Attention is being paid to a new study from the Pew Research Center that found that more people are getting their news from the web than from a newspaper. In fact the only platform that beat out the Web in terms of audience was TV - a first for the news industry.  The report also looks at the uptake of mobile news sources among consumers - and how they are access this news.

Bad News for Apple

Despite Apple’s wall garden approach to the mobile platform - not to mention publishing - the survey finds that consumers have not fully embraced this approach. Despite the fact that nearly half of all Americans (47%) now get some form of local news on a mobile device, the survey, produced by PEJ with Pew Internet and American Life Project in partnership with the Knight Foundation, that doesn’t necessarily guarantee publishers a revenue source. As of January 2011, 7% of Americans reported owning some kind of electronic tablet, nearly double the number four months earlier.

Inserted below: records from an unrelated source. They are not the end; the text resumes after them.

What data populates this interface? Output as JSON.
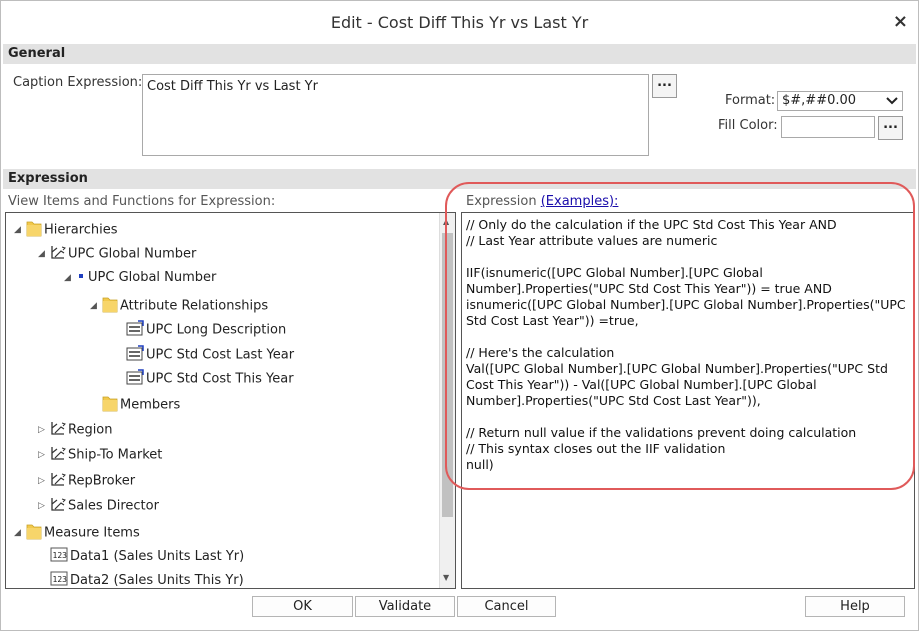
{
  "dialog": {
    "title": "Edit - Cost Diff This Yr vs Last Yr",
    "close_label": "×"
  },
  "general": {
    "header": "General",
    "caption_label": "Caption Expression:",
    "caption_value": "Cost Diff This Yr vs Last Yr",
    "dots_label": "...",
    "format_label": "Format:",
    "format_value": "$#,##0.00",
    "fill_label": "Fill Color:",
    "fill_value": ""
  },
  "expression": {
    "header": "Expression",
    "items_label": "View Items and Functions for Expression:",
    "expr_label": "Expression",
    "examples_link": "(Examples):",
    "text": "// Only do the calculation if the UPC Std Cost This Year AND\n// Last Year attribute values are numeric\n\nIIF(isnumeric([UPC Global Number].[UPC Global Number].Properties(\"UPC Std Cost This Year\")) = true AND isnumeric([UPC Global Number].[UPC Global Number].Properties(\"UPC Std Cost Last Year\")) =true,\n\n// Here's the calculation\nVal([UPC Global Number].[UPC Global Number].Properties(\"UPC Std Cost This Year\")) - Val([UPC Global Number].[UPC Global Number].Properties(\"UPC Std Cost Last Year\")),\n\n// Return null value if the validations prevent doing calculation\n// This syntax closes out the IIF validation\nnull)"
  },
  "tree": {
    "items": [
      {
        "label": "Hierarchies",
        "icon": "folder-icon",
        "twisty": "expanded"
      },
      {
        "label": "UPC Global Number",
        "icon": "hierarchy-icon",
        "twisty": "expanded"
      },
      {
        "label": "UPC Global Number",
        "icon": "level-dot-icon",
        "twisty": "expanded"
      },
      {
        "label": "Attribute Relationships",
        "icon": "folder-icon",
        "twisty": "expanded"
      },
      {
        "label": "UPC Long Description",
        "icon": "attribute-icon",
        "twisty": "none"
      },
      {
        "label": "UPC Std Cost Last Year",
        "icon": "attribute-icon",
        "twisty": "none"
      },
      {
        "label": "UPC Std Cost This Year",
        "icon": "attribute-icon",
        "twisty": "none"
      },
      {
        "label": "Members",
        "icon": "folder-icon",
        "twisty": "none"
      },
      {
        "label": "Region",
        "icon": "hierarchy-icon",
        "twisty": "collapsed"
      },
      {
        "label": "Ship-To Market",
        "icon": "hierarchy-icon",
        "twisty": "collapsed"
      },
      {
        "label": "RepBroker",
        "icon": "hierarchy-icon",
        "twisty": "collapsed"
      },
      {
        "label": "Sales Director",
        "icon": "hierarchy-icon",
        "twisty": "collapsed"
      },
      {
        "label": "Measure Items",
        "icon": "folder-icon",
        "twisty": "expanded"
      },
      {
        "label": "Data1 (Sales Units Last Yr)",
        "icon": "measure-icon",
        "twisty": "none"
      },
      {
        "label": "Data2 (Sales Units This Yr)",
        "icon": "measure-icon",
        "twisty": "none"
      }
    ]
  },
  "buttons": {
    "ok": "OK",
    "validate": "Validate",
    "cancel": "Cancel",
    "help": "Help"
  },
  "colors": {
    "highlight": "#e05a5a",
    "section_bg": "#e2e2e2",
    "folder": "#f2c94c",
    "link": "#1a0dab"
  }
}
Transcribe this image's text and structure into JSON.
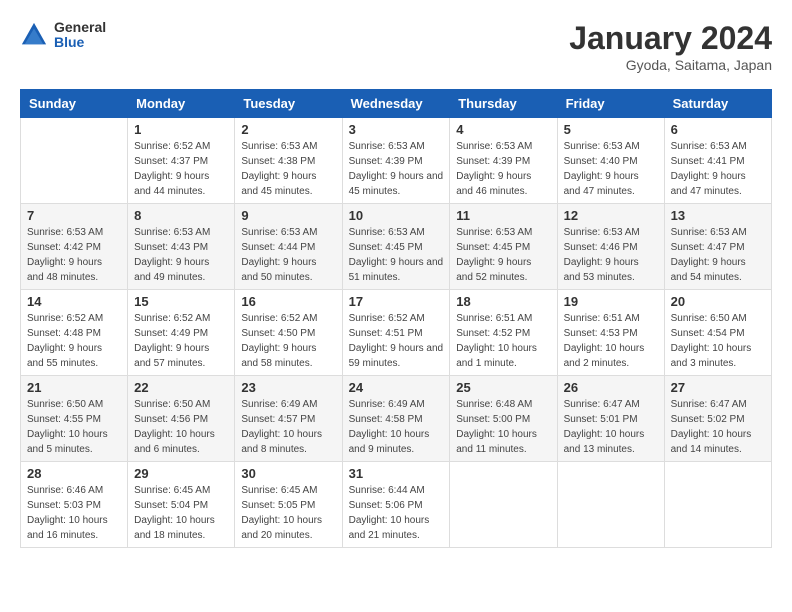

But to date, even among early adaptors, only 10% of those who have downloaded local news apps paid for them. 

The Los Angeles Times cuts the figure a different, but equally as dismal way: just one in 100 American adults pays for an app to access the news. Perhaps it is a function of too much variety for mobile users; with so many choices they are unwilling or unable to pay much for any one source.

The survey also found that of those who use their mobile devices for news, 51% acquire information via six or more different sources or platforms per month. And 75% of the "mobile" group connect via social networks.

Price Does Matter 

 There is some price sensitivity to what consumers are willing to pay, the survey also found. Half of the sample was asked if they would pay $10, and half of the sample was asked if they would pay $5. While 23%, said they would be willing to pay $5 per month, that figure dropped to 18% among respondents who were asked if they would pay $10 per month.

The bad news is that even people willing to pay these miniscule amounts (miniscule at least in the eyes of the news providers) are still in the minority. In both questions, roughly three-quarters of adults say they would not be willing to pay for online access to their local newspaper, even if it was the only way to access the newspaper’s content.